The report, “Pakistan Occupied Kashmir: Changing the Discourse”, by New Delhi-based Institute for Defence Studies and Analyses, recasts the demand of students of Gilgit-Baltistan to have quotas in the Indian Institutes of Management (IIMs), the Indian Institutes of Technology (IITs) and law colleges of India.
The demand was made by residents of Pakistani Kashmir during their visit to India in 2006.
“Not very long ago, in 2006, students from Gilgit-Baltistan demanded reservation of seats in top Indian institutions. This should not be very difficult for the Indian government to implement,” the IDSA report recommends.
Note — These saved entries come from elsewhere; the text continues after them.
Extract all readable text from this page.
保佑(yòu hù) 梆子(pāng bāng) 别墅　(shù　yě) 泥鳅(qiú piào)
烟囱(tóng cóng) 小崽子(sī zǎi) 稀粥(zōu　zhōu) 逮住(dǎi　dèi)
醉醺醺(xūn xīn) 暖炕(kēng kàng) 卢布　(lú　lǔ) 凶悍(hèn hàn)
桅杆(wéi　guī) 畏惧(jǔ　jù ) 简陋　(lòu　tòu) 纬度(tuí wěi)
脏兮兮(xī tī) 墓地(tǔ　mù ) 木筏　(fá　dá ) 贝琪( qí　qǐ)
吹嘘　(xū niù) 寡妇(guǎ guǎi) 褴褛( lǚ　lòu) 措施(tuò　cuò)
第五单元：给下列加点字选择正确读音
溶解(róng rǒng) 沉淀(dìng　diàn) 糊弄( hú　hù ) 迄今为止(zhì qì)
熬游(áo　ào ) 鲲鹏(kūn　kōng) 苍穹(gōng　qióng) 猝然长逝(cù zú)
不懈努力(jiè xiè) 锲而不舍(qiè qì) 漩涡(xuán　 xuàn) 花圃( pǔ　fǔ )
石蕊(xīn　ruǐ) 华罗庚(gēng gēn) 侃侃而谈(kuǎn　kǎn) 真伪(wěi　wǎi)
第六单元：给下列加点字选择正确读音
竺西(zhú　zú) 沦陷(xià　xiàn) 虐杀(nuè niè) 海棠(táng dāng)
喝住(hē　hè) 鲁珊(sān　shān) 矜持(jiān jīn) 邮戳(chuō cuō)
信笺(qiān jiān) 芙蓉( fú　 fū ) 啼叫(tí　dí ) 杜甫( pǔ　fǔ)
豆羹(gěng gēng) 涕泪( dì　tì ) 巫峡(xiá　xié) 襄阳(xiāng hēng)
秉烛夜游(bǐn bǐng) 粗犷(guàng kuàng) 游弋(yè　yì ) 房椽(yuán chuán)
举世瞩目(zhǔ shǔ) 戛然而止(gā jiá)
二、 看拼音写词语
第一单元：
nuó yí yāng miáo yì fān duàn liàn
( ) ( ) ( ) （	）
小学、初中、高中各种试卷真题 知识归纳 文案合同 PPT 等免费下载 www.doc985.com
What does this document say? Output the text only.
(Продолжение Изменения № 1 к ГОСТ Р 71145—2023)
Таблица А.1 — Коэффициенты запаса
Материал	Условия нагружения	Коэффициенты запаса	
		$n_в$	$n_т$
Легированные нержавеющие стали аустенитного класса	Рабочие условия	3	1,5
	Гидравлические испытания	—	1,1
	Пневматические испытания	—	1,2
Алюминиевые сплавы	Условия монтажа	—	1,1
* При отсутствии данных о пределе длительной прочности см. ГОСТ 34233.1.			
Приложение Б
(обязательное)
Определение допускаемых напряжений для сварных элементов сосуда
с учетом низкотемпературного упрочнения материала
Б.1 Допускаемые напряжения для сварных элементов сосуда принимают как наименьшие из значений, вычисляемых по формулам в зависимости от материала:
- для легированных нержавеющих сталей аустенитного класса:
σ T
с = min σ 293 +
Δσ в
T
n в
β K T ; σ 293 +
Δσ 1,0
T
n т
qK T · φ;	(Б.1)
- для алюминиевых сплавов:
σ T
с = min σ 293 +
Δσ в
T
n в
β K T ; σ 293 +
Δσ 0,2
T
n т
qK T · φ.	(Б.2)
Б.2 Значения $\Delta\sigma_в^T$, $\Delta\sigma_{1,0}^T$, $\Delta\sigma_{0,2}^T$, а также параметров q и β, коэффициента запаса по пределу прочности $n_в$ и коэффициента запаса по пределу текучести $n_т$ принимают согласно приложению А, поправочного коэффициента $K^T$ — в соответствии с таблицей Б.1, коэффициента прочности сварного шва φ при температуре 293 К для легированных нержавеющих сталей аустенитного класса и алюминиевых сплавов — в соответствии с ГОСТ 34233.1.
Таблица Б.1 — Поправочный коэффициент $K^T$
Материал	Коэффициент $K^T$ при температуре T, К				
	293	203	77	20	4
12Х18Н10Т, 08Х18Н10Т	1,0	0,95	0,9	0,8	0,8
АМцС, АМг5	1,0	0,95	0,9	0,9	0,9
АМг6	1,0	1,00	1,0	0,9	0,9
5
The Gilgit-Baltistan residents, who were in Delhi for a conference, had passed a resolution that stated: “The Government of India should provide openings in higher, professional and technical educational institutions to deserving students from Gilgit-Baltistan and Pakistan-administered Kashmir, who are denied necessary facilities for such education.”
Interestingly, the Jammu and Kashmir assembly has 25 seats reserved for members from the areas under Pakistani control since 1947.
The report alleges that Pakistan has forced demographic changes in the territory since its occupation.
“Chinese and jihadi influences are on the rise. Against this backdrop, India's response to the developments in PoK, which is legally its own territory, has been rather lukewarm,” it laments.
“There is hardly any effort in India to clearly define its objective on PoK which is regarded as an integral part of its territory. There is a greater need for India to clearly define its strategic objectives with regard to PoK and also elucidate how it intends to fulfil those objectives.
On the human rights violations in the region, it points out that the "proponents of human rights worldwide have largely ignored the atrocities in PoK committed by the Pakistani state".
It states that the region "is fundamentally backward and comprises areas with little or nothing in terms of infrastructural development that presents a dismal picture of deprivation both in socio-economic and political terms".